6月25日午後1時より開催された衆議院本会議において、国家公務員法等の一部を改正する法律案の趣旨説明及び代表質問が行われた。
この法案は、内閣人事局を設置し、級別定数管理及び組織・定員管理を担わせるほか、任用、研修、試験の企画立案などの人事院の権限を大幅に移管するとともに、幹部職員の一元管理等を行うというもので、国家公務員制度改革基本法に定められた自律的労使関係制度を措置するための協約締結権の付与を先送りにする一方、給与決定の重要事項である級別定数を人事院から内閣人事局に移管するという、断じて認められないものである。
代表質問は、民主党・松本剛明衆議院議員、自民党・中馬弘毅衆議院議員、公明党・上田勇衆議院議員が行った。
松本衆議院議員は、「本法案は、明らかに基本法の趣旨をこえて肥大化している。自律的労使関係制度を構築すれば、人事院についてその存廃を含めた抜本的な見直しをすることになるが、労働基本権についての実質的な検討を行わないまま、定数査定権限を移管することには重大な疑義が生じる。労使関係制度検討委員会が設けられ、本年中に結論を出すこととなっているが、意義ある結論を得ることができるのか疑問だ。
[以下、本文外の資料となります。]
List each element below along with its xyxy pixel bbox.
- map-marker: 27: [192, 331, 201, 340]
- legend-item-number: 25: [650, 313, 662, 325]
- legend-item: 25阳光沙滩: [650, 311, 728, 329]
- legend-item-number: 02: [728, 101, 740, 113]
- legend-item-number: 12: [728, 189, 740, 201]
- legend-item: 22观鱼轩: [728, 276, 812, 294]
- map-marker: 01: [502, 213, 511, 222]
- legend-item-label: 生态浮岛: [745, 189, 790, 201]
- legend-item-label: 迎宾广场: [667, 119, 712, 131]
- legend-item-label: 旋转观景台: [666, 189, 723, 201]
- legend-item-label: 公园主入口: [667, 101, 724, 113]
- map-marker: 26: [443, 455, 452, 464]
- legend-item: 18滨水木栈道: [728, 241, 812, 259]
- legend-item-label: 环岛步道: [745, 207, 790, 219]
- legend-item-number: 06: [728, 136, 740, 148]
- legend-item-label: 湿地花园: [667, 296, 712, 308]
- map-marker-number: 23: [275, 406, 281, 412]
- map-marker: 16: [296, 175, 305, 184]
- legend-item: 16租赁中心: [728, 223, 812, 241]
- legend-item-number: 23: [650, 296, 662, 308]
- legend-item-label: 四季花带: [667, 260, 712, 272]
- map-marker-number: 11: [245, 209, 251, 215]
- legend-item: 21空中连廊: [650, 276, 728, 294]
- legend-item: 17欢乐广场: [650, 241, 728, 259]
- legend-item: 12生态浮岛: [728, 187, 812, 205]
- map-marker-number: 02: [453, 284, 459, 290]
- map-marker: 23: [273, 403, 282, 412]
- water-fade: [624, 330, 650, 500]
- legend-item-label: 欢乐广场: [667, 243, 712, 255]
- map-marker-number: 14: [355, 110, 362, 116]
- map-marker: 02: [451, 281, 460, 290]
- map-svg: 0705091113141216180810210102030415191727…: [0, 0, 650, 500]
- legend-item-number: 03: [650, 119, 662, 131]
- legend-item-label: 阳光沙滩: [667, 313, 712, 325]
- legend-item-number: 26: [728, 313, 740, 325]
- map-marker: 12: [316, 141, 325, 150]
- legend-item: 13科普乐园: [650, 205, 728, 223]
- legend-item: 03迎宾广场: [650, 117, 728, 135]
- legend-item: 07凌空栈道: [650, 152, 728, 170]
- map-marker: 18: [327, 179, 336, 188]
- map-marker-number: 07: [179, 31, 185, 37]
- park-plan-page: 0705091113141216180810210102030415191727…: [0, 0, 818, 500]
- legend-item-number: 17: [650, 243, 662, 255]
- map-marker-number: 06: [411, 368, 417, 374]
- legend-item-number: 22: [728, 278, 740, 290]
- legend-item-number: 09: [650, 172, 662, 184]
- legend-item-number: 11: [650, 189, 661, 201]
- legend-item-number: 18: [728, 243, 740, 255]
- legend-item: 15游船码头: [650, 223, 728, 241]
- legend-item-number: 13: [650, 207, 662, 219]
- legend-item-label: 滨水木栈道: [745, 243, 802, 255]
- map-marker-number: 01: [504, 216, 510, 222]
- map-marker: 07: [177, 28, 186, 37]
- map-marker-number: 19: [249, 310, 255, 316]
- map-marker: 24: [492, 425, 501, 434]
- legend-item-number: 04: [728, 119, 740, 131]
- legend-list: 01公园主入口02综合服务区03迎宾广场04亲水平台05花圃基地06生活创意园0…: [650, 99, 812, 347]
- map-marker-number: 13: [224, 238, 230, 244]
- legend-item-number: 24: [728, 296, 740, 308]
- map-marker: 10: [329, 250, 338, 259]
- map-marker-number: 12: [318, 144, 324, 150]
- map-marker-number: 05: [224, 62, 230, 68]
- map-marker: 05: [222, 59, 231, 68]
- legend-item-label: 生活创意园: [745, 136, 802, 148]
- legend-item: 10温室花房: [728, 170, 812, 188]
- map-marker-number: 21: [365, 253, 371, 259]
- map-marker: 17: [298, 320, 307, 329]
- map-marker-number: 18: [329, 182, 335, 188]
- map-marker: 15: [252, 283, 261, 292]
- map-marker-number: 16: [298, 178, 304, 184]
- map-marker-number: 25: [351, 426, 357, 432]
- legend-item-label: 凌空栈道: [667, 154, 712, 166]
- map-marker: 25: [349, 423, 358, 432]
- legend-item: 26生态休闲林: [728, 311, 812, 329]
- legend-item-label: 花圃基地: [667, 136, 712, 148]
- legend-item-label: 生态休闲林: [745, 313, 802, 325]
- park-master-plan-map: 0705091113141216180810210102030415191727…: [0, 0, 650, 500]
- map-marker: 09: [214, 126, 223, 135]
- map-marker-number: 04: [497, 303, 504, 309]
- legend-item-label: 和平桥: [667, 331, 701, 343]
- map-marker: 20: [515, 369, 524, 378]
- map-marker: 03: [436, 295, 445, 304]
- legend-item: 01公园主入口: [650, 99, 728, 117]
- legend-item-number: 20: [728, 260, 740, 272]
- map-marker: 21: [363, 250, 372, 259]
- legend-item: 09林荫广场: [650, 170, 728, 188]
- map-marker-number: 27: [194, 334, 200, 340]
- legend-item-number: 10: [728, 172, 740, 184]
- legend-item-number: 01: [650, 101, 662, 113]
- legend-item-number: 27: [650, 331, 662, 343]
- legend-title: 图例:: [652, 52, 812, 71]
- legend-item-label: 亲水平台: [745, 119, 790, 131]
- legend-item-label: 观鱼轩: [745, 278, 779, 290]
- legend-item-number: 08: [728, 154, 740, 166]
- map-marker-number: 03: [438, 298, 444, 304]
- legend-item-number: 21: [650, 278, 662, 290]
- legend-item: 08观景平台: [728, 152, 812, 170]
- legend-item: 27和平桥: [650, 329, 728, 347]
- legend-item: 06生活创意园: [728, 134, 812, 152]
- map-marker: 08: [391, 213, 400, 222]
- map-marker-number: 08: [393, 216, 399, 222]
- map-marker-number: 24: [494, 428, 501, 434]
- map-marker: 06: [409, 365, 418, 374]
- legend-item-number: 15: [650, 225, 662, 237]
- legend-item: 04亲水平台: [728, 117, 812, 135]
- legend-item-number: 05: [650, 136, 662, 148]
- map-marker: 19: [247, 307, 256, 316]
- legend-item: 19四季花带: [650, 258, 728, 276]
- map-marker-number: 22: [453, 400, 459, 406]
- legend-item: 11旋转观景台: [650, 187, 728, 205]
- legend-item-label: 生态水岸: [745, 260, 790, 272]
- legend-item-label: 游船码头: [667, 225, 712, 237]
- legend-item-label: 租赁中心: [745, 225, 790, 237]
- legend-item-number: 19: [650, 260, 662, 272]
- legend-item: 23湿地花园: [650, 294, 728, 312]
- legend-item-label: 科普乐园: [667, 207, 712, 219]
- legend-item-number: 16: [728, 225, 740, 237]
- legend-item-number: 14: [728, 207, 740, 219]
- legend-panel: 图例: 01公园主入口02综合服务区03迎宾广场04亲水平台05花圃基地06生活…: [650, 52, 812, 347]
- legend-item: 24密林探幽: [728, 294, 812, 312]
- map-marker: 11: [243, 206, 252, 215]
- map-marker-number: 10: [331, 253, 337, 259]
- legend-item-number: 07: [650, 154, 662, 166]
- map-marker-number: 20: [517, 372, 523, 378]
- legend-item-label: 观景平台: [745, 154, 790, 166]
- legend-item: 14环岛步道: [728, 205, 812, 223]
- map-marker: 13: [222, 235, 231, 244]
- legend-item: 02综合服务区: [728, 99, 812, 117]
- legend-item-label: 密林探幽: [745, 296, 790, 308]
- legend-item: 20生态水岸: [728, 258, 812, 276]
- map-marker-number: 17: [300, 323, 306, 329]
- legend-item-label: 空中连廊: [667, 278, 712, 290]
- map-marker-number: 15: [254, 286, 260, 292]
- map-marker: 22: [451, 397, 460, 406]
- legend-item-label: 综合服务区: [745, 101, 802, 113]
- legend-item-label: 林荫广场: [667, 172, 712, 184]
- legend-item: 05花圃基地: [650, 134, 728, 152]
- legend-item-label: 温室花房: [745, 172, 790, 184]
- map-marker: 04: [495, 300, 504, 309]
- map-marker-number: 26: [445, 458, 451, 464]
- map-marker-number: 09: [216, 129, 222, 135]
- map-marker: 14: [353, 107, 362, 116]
労働基本権の制約は、ILOから再三勧告を受けているが、条約違反の現状認識があるか。基本法に照らせば、法案には大きな問題があり、過ちを正すべきでないか」などと指摘した。
これに対し麻生総理は「本法案は、国家公務員制度改革基本法及び同法の国会審議を踏まえて立案したものであり、政府として、現在のものが最善のものと考えている」と答弁した。また、甘利大臣は「現行制度のもとにおいても人事院勧告制度をはじめとする労働基本権制約の代償措置は、ILOの原則を踏まえて適切に機能している。労働基本権のあり方については、労使関係制度検討委員会を設置し、精力的に検討いただいている」との見解を明らかにした。
なお、法案は、内閣委員会に付託されることとなるが、今後の審議日程等は未定となっている。
公務労協は、行政や公務員に対する信頼を回復し、国民の期待に応えられるよう、行政運営の基盤である公務員制度の改革に全力で取り組むとともに、ILO勧告を満たした労働基本権の確立と民主的公務員制度改革を実現する立場から、連合との連携のもと、法案の抜本的修正または政府原案の廃案に向けた対応を強化する。